Reduced Density Matrices / Static Correlation Functions of Richardson-Gaudin States Without Rapidities

TL;DR

This paper derives new expressions for reduced density matrix elements of Richardson-Gaudin states directly in terms of eigenvalue based variables, eliminating the need to compute rapidities and simplifying calculations of static correlation functions.

Contribution

It provides a method to compute RDM elements directly from eigenvalue based variables, avoiding the computational complexity of solving for rapidities.

Findings

Expressions for RDM elements can be computed with the same cost as rapidity-based methods.

The method is numerically stable except in cases of degeneracy in single-particle energies.
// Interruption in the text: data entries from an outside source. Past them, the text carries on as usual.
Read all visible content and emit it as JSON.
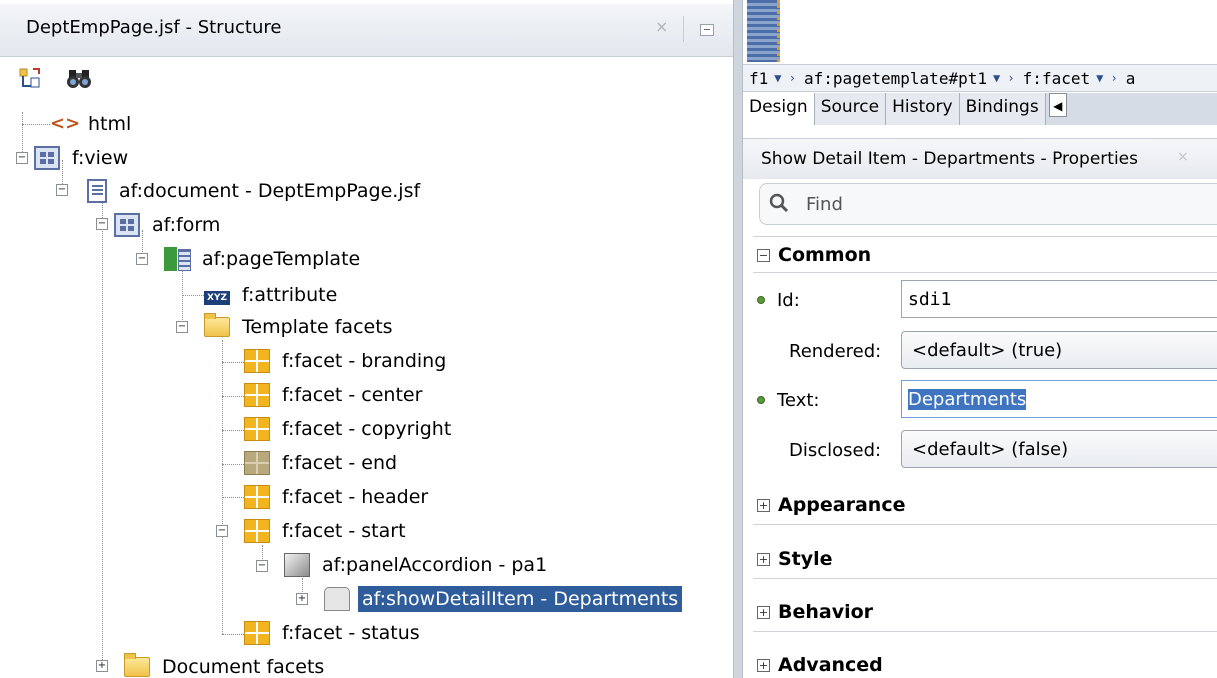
{
  "structure_panel": {
    "title": "DeptEmpPage.jsf - Structure",
    "close": "×",
    "tree": [
      {
        "label": "html",
        "icon": "html-tag-icon"
      },
      {
        "label": "f:view",
        "icon": "grid-icon"
      },
      {
        "label": "af:document - DeptEmpPage.jsf",
        "icon": "document-icon"
      },
      {
        "label": "af:form",
        "icon": "grid-icon"
      },
      {
        "label": "af:pageTemplate",
        "icon": "page-template-icon"
      },
      {
        "label": "f:attribute",
        "icon": "attribute-icon",
        "icon_text": "XYZ"
      },
      {
        "label": "Template facets",
        "icon": "folder-icon"
      },
      {
        "label": "f:facet - branding",
        "icon": "facet-icon"
      },
      {
        "label": "f:facet - center",
        "icon": "facet-icon"
      },
      {
        "label": "f:facet - copyright",
        "icon": "facet-icon"
      },
      {
        "label": "f:facet - end",
        "icon": "facet-empty-icon"
      },
      {
        "label": "f:facet - header",
        "icon": "facet-icon"
      },
      {
        "label": "f:facet - start",
        "icon": "facet-icon"
      },
      {
        "label": "af:panelAccordion - pa1",
        "icon": "panel-accordion-icon"
      },
      {
        "label": "af:showDetailItem - Departments",
        "icon": "show-detail-item-icon",
        "selected": true
      },
      {
        "label": "f:facet - status",
        "icon": "facet-icon"
      },
      {
        "label": "Document facets",
        "icon": "folder-icon"
      }
    ]
  },
  "editor": {
    "breadcrumbs": [
      "f1",
      "af:pagetemplate#pt1",
      "f:facet",
      "a"
    ],
    "tabs": [
      "Design",
      "Source",
      "History",
      "Bindings"
    ]
  },
  "properties": {
    "title": "Show Detail Item - Departments - Properties",
    "close": "×",
    "find_placeholder": "Find",
    "sections": {
      "common": "Common",
      "appearance": "Appearance",
      "style": "Style",
      "behavior": "Behavior",
      "advanced": "Advanced"
    },
    "fields": {
      "id": {
        "label": "Id:",
        "value": "sdi1"
      },
      "rendered": {
        "label": "Rendered:",
        "value": "<default> (true)"
      },
      "text": {
        "label": "Text:",
        "value": "Departments"
      },
      "disclosed": {
        "label": "Disclosed:",
        "value": "<default> (false)"
      }
    }
  },
  "colors": {
    "selection": "#2f5c9a",
    "facet": "#f3b51f",
    "folder": "#f1c24a"
  }
}
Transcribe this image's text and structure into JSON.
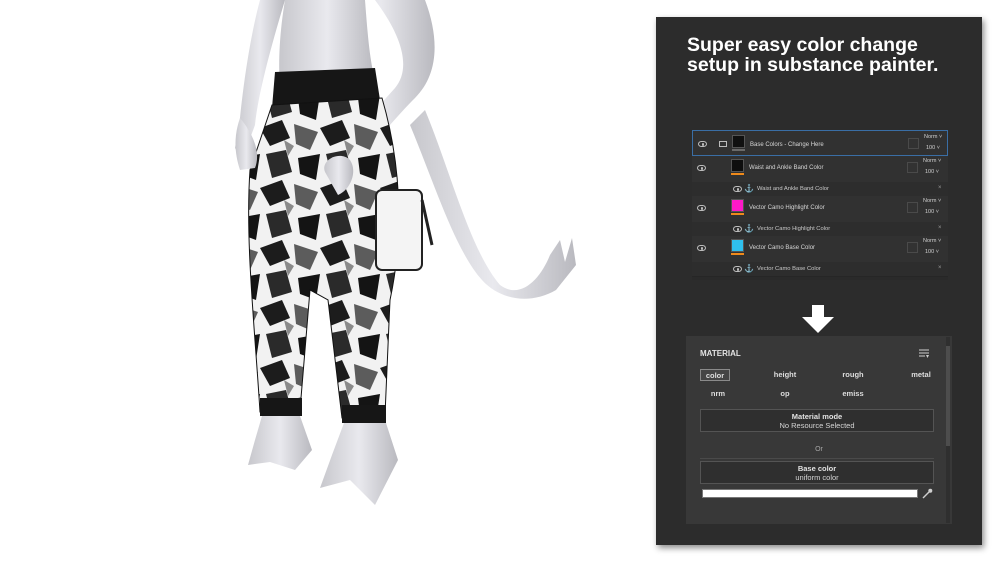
{
  "headline": {
    "line1": "Super easy color change",
    "line2": "setup in substance painter."
  },
  "layers": [
    {
      "name": "Base Colors - Change Here",
      "type": "folder",
      "blend": "Norm",
      "opacity": "100",
      "thumb_color": "#101010",
      "bar_color": "#6a6a6a",
      "selected": true,
      "mask": null
    },
    {
      "name": "Waist and Ankle Band Color",
      "type": "fill",
      "blend": "Norm",
      "opacity": "100",
      "thumb_color": "#0e0e0e",
      "bar_color": "#f08a1a",
      "selected": false,
      "mask": "Waist and Ankle Band Color"
    },
    {
      "name": "Vector Camo Highlight Color",
      "type": "fill",
      "blend": "Norm",
      "opacity": "100",
      "thumb_color": "#ff19c8",
      "bar_color": "#f08a1a",
      "selected": false,
      "mask": "Vector Camo Highlight Color"
    },
    {
      "name": "Vector Camo Base Color",
      "type": "fill",
      "blend": "Norm",
      "opacity": "100",
      "thumb_color": "#2fc0ee",
      "bar_color": "#f08a1a",
      "selected": false,
      "mask": "Vector Camo Base Color"
    }
  ],
  "material": {
    "title": "MATERIAL",
    "channels": [
      {
        "label": "color",
        "active": true
      },
      {
        "label": "height",
        "active": false
      },
      {
        "label": "rough",
        "active": false
      },
      {
        "label": "metal",
        "active": false
      },
      {
        "label": "nrm",
        "active": false
      },
      {
        "label": "op",
        "active": false
      },
      {
        "label": "emiss",
        "active": false
      }
    ],
    "material_mode_label": "Material mode",
    "material_mode_value": "No Resource Selected",
    "or_label": "Or",
    "base_color_label": "Base color",
    "base_color_value": "uniform color",
    "base_color_swatch": "#ffffff"
  },
  "icons": {
    "eye": "eye-icon",
    "folder": "folder-icon",
    "anchor": "anchor-icon",
    "menu": "menu-icon",
    "picker": "color-picker-icon",
    "arrow": "down-arrow-icon"
  },
  "colors": {
    "panel_bg": "#2c2c2c",
    "material_bg": "#383838",
    "selection": "#3a6ea5",
    "accent_orange": "#f08a1a"
  }
}
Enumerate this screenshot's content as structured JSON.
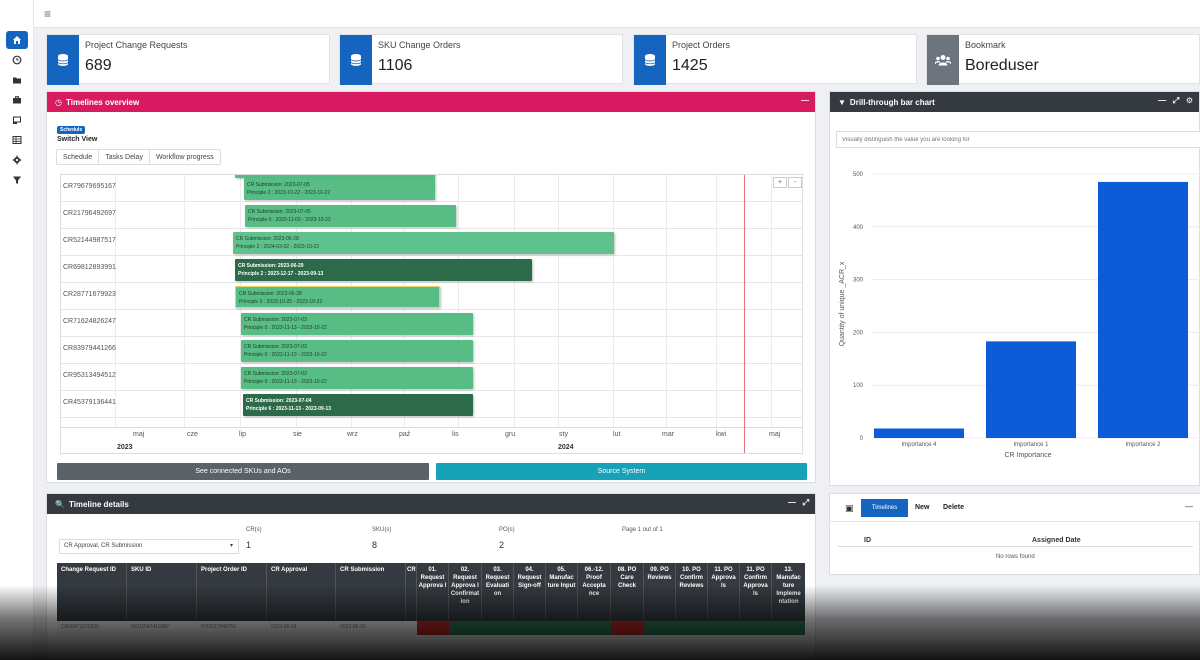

Avoids the need for root-finding of interpolation polynomials in most cases.

Abstract

Seniority-zero geminal wavefunctions are known to capture bond-breaking correlation. Among this class of wavefunctions, Richardson-Gaudin states stand out as they are eigenvectors of a model Hamiltonian. This provides a clear physical picture, clean expressions for reduced density matrix (RDM) elements, and systematic improvement (with a complete set of eigenvectors). Known expressions for the RDM elements require the computation of rapidities, which are obtained by first solving for the so-called eigenvalue based variables (EBV) then root-finding of a Lagrange interpolation polynomial. In this manuscript we obtain expressions for the RDM elements directly in terms of the EBV. The final expressions can be computed with the same cost as the rapidity expressions. Therefore, except in particular circumstances, it is entirely unnecessary to compute rapidities at all. The RDM elements require numerically inverting a matrix and while this is usually undesirable we demonstrate that it is stable, except when there is degeneracy in the single-particle energies. In such cases a different construction would be required.